Optimizing Large Model Training through Overlapped Activation Recomputation
Ping Chen, Wenjie Zhang, Shuibing He, Weijian Chen, Siling Yang, Kexin Huang, Yanlong Yin, Xuan Zhan, Yingjie Gu, Zhuwei Peng, Yi Zheng, Zhefeng Wang, Gang Chen
TL;DR
The paper tackles memory bottlenecks in training large DNNs by addressing recomputation overhead on the critical path. It introduces Lynx, a framework that overlaps activation recomputation with communication and employs memory-aware, recomputation-driven model partitioning. Two scheduling strategies are developed: Lynx-OPT (MILP) for an optimal upper bound and Lynx-HEU (heuristic) that generalizes policies across identical structures to achieve near-optimal throughput with minimal search time; a recomputation-aware partitioner ensures balanced stage workloads.

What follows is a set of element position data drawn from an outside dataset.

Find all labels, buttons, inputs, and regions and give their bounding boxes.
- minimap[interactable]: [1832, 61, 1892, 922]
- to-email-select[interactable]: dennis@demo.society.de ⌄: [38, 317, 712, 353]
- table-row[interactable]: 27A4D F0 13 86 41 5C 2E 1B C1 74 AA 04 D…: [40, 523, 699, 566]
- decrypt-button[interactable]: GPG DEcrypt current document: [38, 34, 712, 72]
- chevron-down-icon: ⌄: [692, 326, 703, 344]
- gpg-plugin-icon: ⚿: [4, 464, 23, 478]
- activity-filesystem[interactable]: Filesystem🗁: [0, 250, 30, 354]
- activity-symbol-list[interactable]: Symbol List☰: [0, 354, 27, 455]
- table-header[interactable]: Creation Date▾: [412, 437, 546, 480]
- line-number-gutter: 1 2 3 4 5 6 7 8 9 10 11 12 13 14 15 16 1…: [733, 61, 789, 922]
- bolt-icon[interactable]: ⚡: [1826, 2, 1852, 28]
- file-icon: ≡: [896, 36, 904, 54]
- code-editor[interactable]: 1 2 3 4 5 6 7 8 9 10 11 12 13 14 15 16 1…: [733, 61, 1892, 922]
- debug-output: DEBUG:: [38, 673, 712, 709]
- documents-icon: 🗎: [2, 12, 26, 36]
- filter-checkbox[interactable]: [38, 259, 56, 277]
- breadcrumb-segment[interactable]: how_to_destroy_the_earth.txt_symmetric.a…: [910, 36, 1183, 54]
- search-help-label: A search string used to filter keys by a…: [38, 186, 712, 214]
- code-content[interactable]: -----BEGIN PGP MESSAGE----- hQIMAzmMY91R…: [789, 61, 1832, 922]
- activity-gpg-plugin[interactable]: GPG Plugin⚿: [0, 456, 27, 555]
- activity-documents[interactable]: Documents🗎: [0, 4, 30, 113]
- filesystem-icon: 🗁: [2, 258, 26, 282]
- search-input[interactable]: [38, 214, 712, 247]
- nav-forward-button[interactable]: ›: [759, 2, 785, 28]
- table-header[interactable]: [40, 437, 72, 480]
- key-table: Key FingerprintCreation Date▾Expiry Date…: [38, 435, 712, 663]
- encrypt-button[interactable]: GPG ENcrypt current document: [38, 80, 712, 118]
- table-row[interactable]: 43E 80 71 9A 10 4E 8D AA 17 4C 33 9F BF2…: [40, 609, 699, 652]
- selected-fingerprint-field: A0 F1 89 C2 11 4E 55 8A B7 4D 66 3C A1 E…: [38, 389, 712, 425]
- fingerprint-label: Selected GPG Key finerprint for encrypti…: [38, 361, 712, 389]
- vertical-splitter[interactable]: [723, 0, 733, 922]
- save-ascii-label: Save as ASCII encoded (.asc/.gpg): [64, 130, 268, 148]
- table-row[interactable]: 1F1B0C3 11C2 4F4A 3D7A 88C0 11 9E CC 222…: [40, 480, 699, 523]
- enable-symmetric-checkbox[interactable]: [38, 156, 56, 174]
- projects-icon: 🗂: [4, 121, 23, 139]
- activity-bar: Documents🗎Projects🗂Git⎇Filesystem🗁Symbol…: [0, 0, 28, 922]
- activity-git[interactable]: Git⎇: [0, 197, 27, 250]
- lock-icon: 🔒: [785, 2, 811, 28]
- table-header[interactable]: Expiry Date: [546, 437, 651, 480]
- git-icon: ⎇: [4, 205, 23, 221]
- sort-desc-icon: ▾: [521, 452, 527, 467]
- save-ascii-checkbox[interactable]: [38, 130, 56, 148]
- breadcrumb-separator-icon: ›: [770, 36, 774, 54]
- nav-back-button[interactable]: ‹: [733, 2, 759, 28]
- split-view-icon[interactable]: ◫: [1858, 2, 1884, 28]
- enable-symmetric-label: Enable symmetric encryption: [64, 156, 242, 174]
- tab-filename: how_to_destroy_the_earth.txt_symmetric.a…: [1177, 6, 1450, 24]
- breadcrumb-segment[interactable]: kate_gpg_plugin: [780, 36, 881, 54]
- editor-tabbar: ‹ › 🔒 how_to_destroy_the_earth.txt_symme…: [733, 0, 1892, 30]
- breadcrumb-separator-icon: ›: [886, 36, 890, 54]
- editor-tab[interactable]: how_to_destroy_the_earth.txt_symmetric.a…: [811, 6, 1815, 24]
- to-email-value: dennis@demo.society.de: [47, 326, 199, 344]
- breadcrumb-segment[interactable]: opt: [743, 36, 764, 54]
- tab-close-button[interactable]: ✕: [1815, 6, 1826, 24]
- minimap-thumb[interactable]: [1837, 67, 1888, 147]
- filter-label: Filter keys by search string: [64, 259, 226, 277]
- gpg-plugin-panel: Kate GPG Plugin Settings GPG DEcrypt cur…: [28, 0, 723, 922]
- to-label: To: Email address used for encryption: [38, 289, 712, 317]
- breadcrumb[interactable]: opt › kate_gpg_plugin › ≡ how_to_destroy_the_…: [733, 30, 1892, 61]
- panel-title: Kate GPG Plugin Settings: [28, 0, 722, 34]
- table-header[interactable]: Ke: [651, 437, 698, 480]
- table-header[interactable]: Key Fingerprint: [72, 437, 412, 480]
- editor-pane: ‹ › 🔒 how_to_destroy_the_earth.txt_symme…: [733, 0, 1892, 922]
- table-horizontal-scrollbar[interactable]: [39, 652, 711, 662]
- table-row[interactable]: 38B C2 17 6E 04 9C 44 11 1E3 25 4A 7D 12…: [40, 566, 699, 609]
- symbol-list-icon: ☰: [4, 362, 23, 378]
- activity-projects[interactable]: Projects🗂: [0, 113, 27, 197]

Empirical results on GPT-scale models (1.3B–23B) across NVLink, PCIe, and Ascend clusters show substantial gains (up to 1.37x) over state-of-the-art baselines, underscoring Lynx’s practical impact for scalable deep learning.
Abstract
Large model training often uses recomputation to alleviate memory pressure and pipelines to exploit the parallelism of data, tensors, and devices. However, existing recomputation approaches may incur high overhead when training real-world models, as they are executed on demand in the critical training path. In this paper, we present Lynx, a new recomputation framework to reduce overhead by overlapping recomputation with communication in training pipelines. To reduce the large search space for recomputation strategies, we propose a heuristic-based recomputation scheduling algorithm, which is based on the observation that there are identical structures in large DNN models so that we can apply the same scheduling policy to all such structures. Additionally, we propose a recomputation-aware model partitioning method to balance each stage's execution time for improved training throughput. Our comprehensive evaluation using GPT models with 1.3B-23B parameters shows that Lynx outperforms existing recomputation approaches by up to 1.37x.